News of the planned merger has been well received, MiHIN Executive Director Tim Pletcher said today. Since announcing the deal Thursday, Pletcher has found it “really interesting how many ‘hoorays’ and ‘yays’ and ‘oh, this is awesome’ and ‘finally’” responses he’s heard — “to the surprise of both Doug and I.”
Eliminating the confusion among care providers that “they had to pick one group or the other” could represent the biggest benefit of the merger, Pletcher said.
“Very often, just because of the historical evolution, folks felt like they were kind of in one camp or another. The biggest win is everybody is going to be able to work together now,” he said. “I don’t think either organization realized how much confusion our co-existence was creating in the market.
“Now they can pick us both and go forward.”
MiHIN has been largely focused on establishing infrastructure across the state, or serving “as the backbone” for sharing health information, Pletcher said. Great Lakes Health Connect has worked on providing health information services and what Dietzman describes as “the last mile” for connections between care providers.

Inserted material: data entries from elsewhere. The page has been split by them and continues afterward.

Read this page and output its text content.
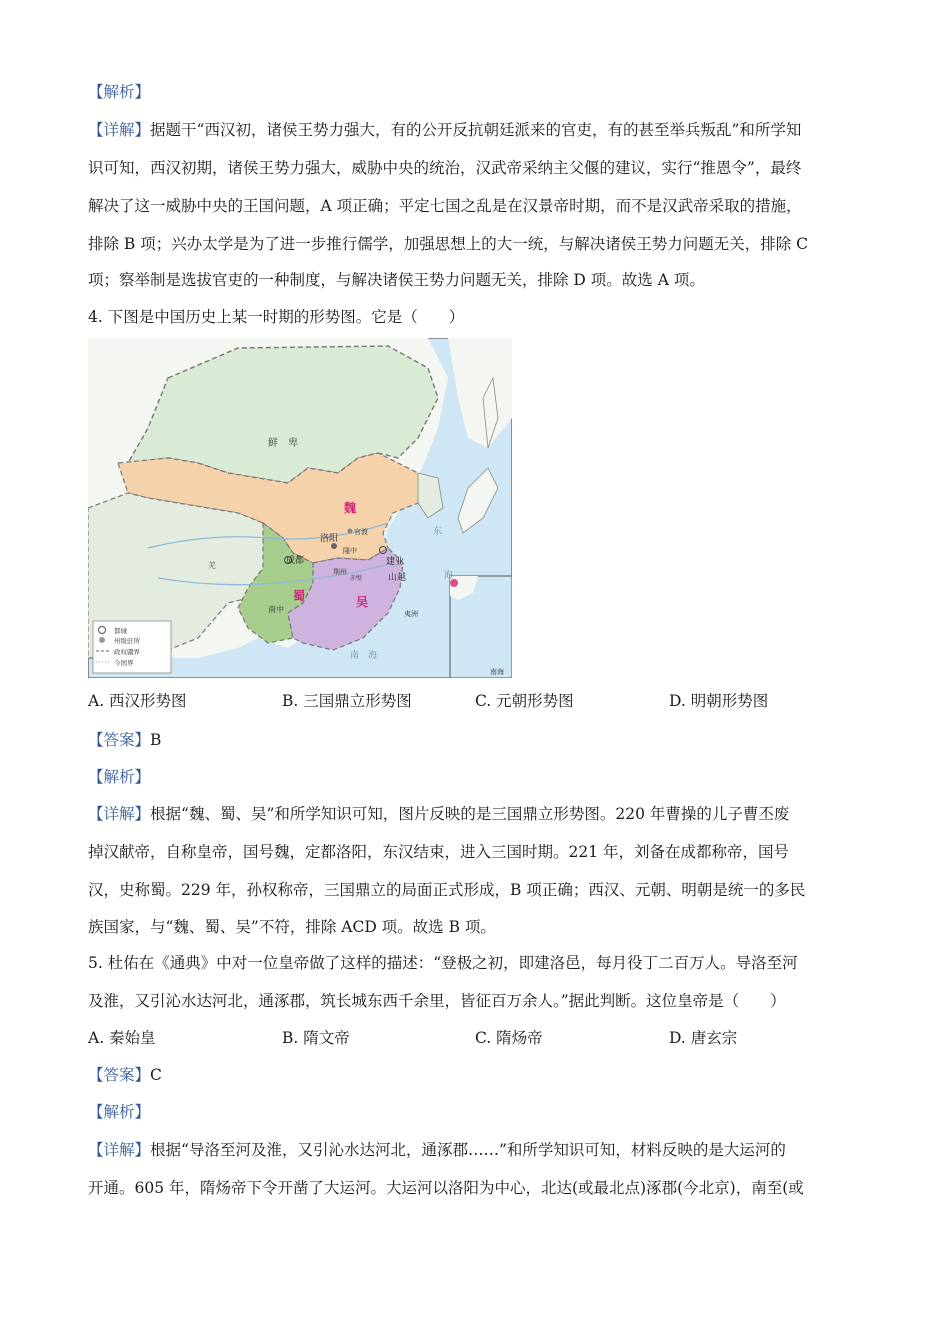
【解析】
【详解】据题干“西汉初，诸侯王势力强大，有的公开反抗朝廷派来的官吏，有的甚至举兵叛乱”和所学知
识可知，西汉初期，诸侯王势力强大，威胁中央的统治，汉武帝采纳主父偃的建议，实行“推恩令”，最终
解决了这一威胁中央的王国问题，A 项正确；平定七国之乱是在汉景帝时期，而不是汉武帝采取的措施，
排除 B 项；兴办太学是为了进一步推行儒学，加强思想上的大一统，与解决诸侯王势力问题无关，排除 C
项；察举制是选拔官吏的一种制度，与解决诸侯王势力问题无关，排除 D 项。故选 A 项。
4. 下图是中国历史上某一时期的形势图。它是（　　）
都城
州级驻所
政权疆界
今国界
鲜　卑
魏
蜀	吴
洛阳
成都	建业
官渡
隆中
荆州
赤壁	山越
南中
羌
东
海
南　海
夷洲
南海
A. 西汉形势图	B. 三国鼎立形势图	C. 元朝形势图	D. 明朝形势图
【答案】B
【解析】
【详解】根据“魏、蜀、吴”和所学知识可知，图片反映的是三国鼎立形势图。220 年曹操的儿子曹丕废
掉汉献帝，自称皇帝，国号魏，定都洛阳，东汉结束，进入三国时期。221 年，刘备在成都称帝，国号
汉，史称蜀。229 年，孙权称帝，三国鼎立的局面正式形成，B 项正确；西汉、元朝、明朝是统一的多民
族国家，与“魏、蜀、吴”不符，排除 ACD 项。故选 B 项。
5. 杜佑在《通典》中对一位皇帝做了这样的描述：“登极之初，即建洛邑，每月役丁二百万人。导洛至河
及淮，又引沁水达河北，通涿郡，筑长城东西千余里，皆征百万余人。”据此判断。这位皇帝是（　　）
A. 秦始皇	B. 隋文帝	C. 隋炀帝	D. 唐玄宗
【答案】C
【解析】
【详解】根据“导洛至河及淮，又引沁水达河北，通涿郡……”和所学知识可知，材料反映的是大运河的
开通。605 年，隋炀帝下令开凿了大运河。大运河以洛阳为中心，北达(或最北点)涿郡(今北京)，南至(或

Working as one, the MiHIN and Great Lakes Health Connect can venture into services and areas that neither had the capital, talent or resources to do on their own, Pletcher said. He cites as an example extending statewide Great Lakes Health Connect’s service and database for advanced care and end-of-life directives for client patients.
MiHIN can also marry an extensive infrastructure its built around provider directories with Great Lakes Health Connect’s “best in class solution” for managing patient referrals.
“We have the opportunity to make some things happen that neither organization could quite make happen across the state,” Pletcher said. “There are concrete, high-value activities that we want to make scale across the entire state.”
Both organizations arose out of a major national push more than a decade ago to improve the interoperability of health care information technology systems at care providers.
Great Lakes Health Connect today works with 129 hospitals, more than 4,000 primary care physicians, specialists, and affiliated providers and organizations. The organizations employs 44 people and generated revenue of about $8 million in its most recent fiscal year.
The health information network launched in 2009 as Michigan Health Connect, founded by a coalition of health systems that included Spectrum Health, Mercy Health parent corporation Trinity Health, Metro Health, Lakeland Health in St, Joseph (now owned by Spectrum), and Northern Michigan Regional Health System in Petoskey. The organization merged in June 2014 with the former Great Lakes Health Information Exchange, a competing network, to form Great Lakes Health Connect.
MiHIN launched in 2010 as a public-private partnership with seed money from the Michigan Health Information Technology Commission to better connect organizations such as state agencies, health insurers, major hospitals, labs and more than 1,700 pharmacies, Pletcher said. MiHIN employs 125 people and generates annual revenues of about $20 million.
Both organizations will maintain their present offices and staffs in Grand Rapids, East Lansing and Ann Arbor.